Us: ‘What if my once-good idea isn’t working? What if I’m stuck or losing faith?"
Tharp: "Happens to everyone. Admit you’re in a rut. Be honest and see why you’re there. Then change something, anything. But always remember you. You wouldn’t have gotten even this far on a crappy idea if you weren’t a creative person. Change your setting, your focus, your theme, anything. But giving up is not a choice." (Chapter 11).
Us: "What if I get interrupted? Life interferes and doesn’t always leave me time and space for my creativity."
Tharp: "The best-kept rituals are easy. Don’t insist on working in the dark if you like the light or in silence if you like noise. There is no right way. There is only the way that works for you and your habit." (Chapter 2).
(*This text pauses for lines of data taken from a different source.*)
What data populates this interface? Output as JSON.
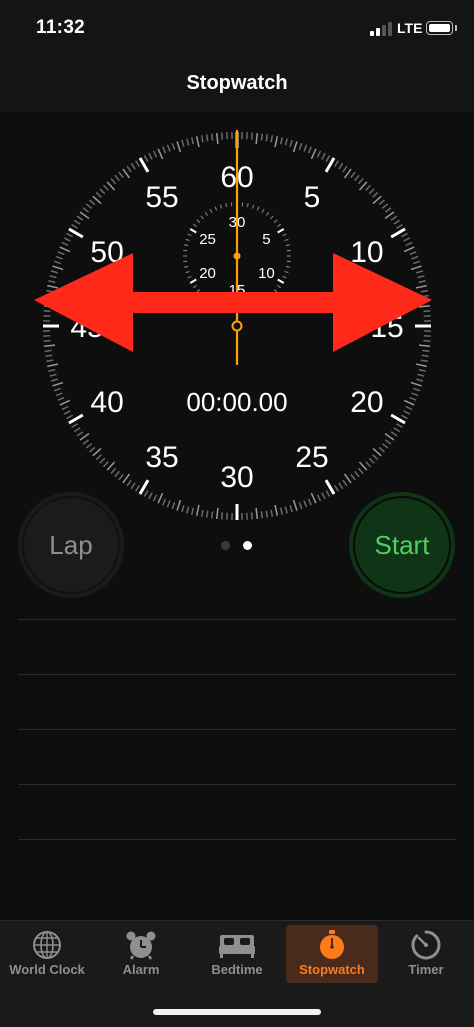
{
  "status_bar": {
    "time": "11:32",
    "network": "LTE",
    "signal_bars": 2,
    "signal_total": 4
  },
  "nav": {
    "title": "Stopwatch"
  },
  "dial": {
    "major_labels": [
      "60",
      "5",
      "10",
      "15",
      "20",
      "25",
      "30",
      "35",
      "40",
      "45",
      "50",
      "55"
    ],
    "minor_labels": [
      "30",
      "5",
      "10",
      "15",
      "20",
      "25"
    ],
    "readout": "00:00.00",
    "hand_color": "#ff9f0a"
  },
  "buttons": {
    "lap_label": "Lap",
    "start_label": "Start"
  },
  "pager": {
    "count": 2,
    "active_index": 1
  },
  "laps": [],
  "tabs": [
    {
      "label": "World Clock",
      "icon": "globe-icon",
      "active": false
    },
    {
      "label": "Alarm",
      "icon": "alarm-clock-icon",
      "active": false
    },
    {
      "label": "Bedtime",
      "icon": "bed-icon",
      "active": false
    },
    {
      "label": "Stopwatch",
      "icon": "stopwatch-icon",
      "active": true
    },
    {
      "label": "Timer",
      "icon": "timer-icon",
      "active": false
    }
  ],
  "colors": {
    "accent": "#ff9f0a",
    "start_text": "#4ed164",
    "start_bg": "#0f3416",
    "tab_active": "#ff7a1a",
    "overlay_arrow": "#ff2a1a"
  }
}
This was exactly the advice I needed. I’m 35, at (politely) a transition in my writing career, confident enough that I should be writing but unsure of what projects to focus on and how to focus on them and get what I want. The Creative Habit doesn’t teach you how to be wildly successful like its author but it also doesn’t hold your hand and tell you ‘We all have something to give." You make that decision. Once you have, once you decide creativity is crucial to your identity, (and Tharp’s model makes room for creativity in the arts, business, medicine, how do make it work for yourself?
I read this book one chapter a day either in the bathtub or at my favorite coffee shop. After those 15 minutes, I practically leaped up ready to make things happen for myself. To give my energy and soul to something that both meant something to me and I felt like the world needed.
To create.
The Outsiders showed me that kids my own age can survive in an adultless world and set me on my late-adolescent road to independence. And the Band Played On, given to me by a college friend after I told her I hadn’t read for fun since middle school, reignited my love for reading and steered me towards San Francisco years later. And Geoffrey Nunberg’s Talking Right drove home the notion that my liberal brethren does themselves no favors by endlessly screaming about injustices while refusing to focus on practical thereby switching my political values from moral purity to results.
The Creative Habit empowers us to be both creative and functioning people. To be artists and adults. It is a gift, my new bible. And I hope it becomes as special, as necessary to you as it has to me.
(Special thanks to Clarence and his podcast Do You Know Clarence for letting me know).